I talk often about missional living and am constantly explaining and describing what I think this looks like for folks in our community. Missional living seems to be understanding the redemptive end that God has in mind for creation — the coming kingdom to use Jesus' language — and working backwards — working backwards such that the this coming kingdom is also a present reality that is realized, expressed, and embodied in the fabric of our lives and community.
Lisa and her husband Bill had taken their five children to Kenya to serve in a medical mission for a month in 2003. In June of 2004, Lisa and Bill had just returned from Costa Rica where they were exploring opportunities for a church-sponsored mission trip. As a family, they were involved with volunteer opportunities in their community. For example, I remember the stories of Lisa and her kids baking cookies and distributing them for the people who lived in shelters for weeks during the floods caused by Hurricane Floyd, while Bill volunteered his time as a doctor. They were very concerned and involved with ensuring the integrity of the gospel preached and taught in their home church as well as in the global Church. They not only taught Sunday School classes to children and adults, but they offered their lives as examples of people depending on Christ to live the gospel. I thank Lisa for her embodiment of missional living with a life lived well.
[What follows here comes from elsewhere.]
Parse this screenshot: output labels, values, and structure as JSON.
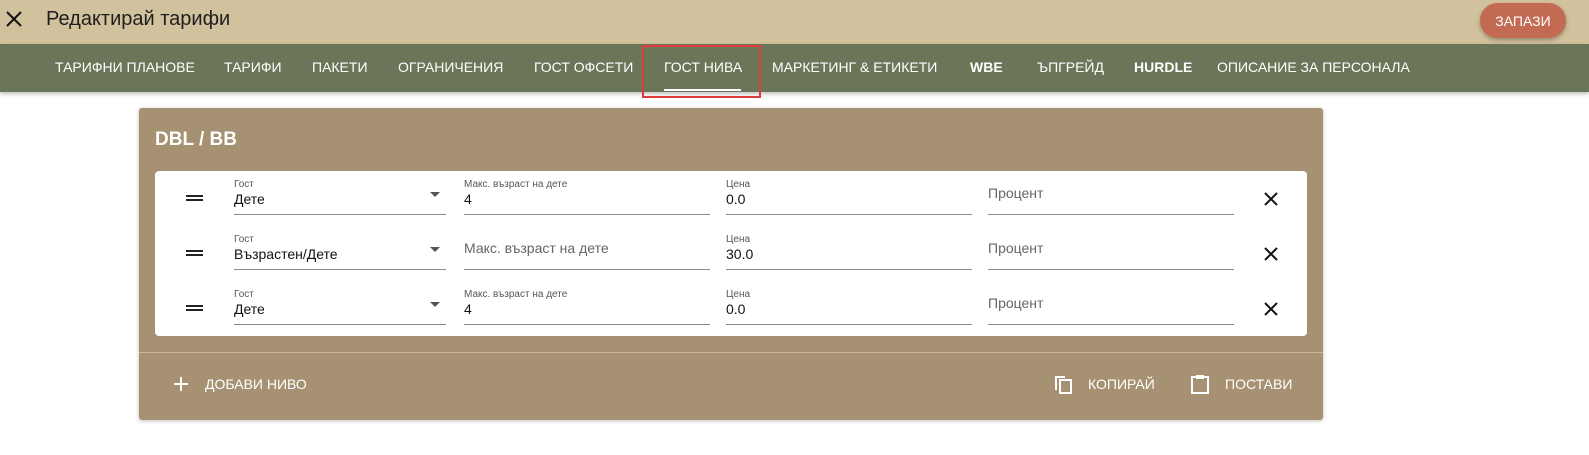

All week long I have been thinking of the only episode of "Chicago Hope" (a late 80's, early 90's cookie cutter hospital drama) that I ever saw. This episode (as I remember it, or at least as it should have been!) featured an affluent, successful doctor whose life was in shambles. He was lonely. His girlfriend was threatening to move out. Even his expensive car had broken down on the way to the hospital to make his rounds. In the midst of his own personal chaos, he rushed into the room of a dying man to tell him "to get his affairs in order." As these fateful words were uttered, this man did not panic or cry. Instead, he gathered his wife and children around and replied, "My affairs are in order."
I have cried several times in the last couple weeks thinking about Lisa's untimely and tragic death. I pray often for Bill and their children as they face myriads of hard decisions and adjustments. I have also been inspired by the privilege of knowing and mourning someone whose affairs were in order.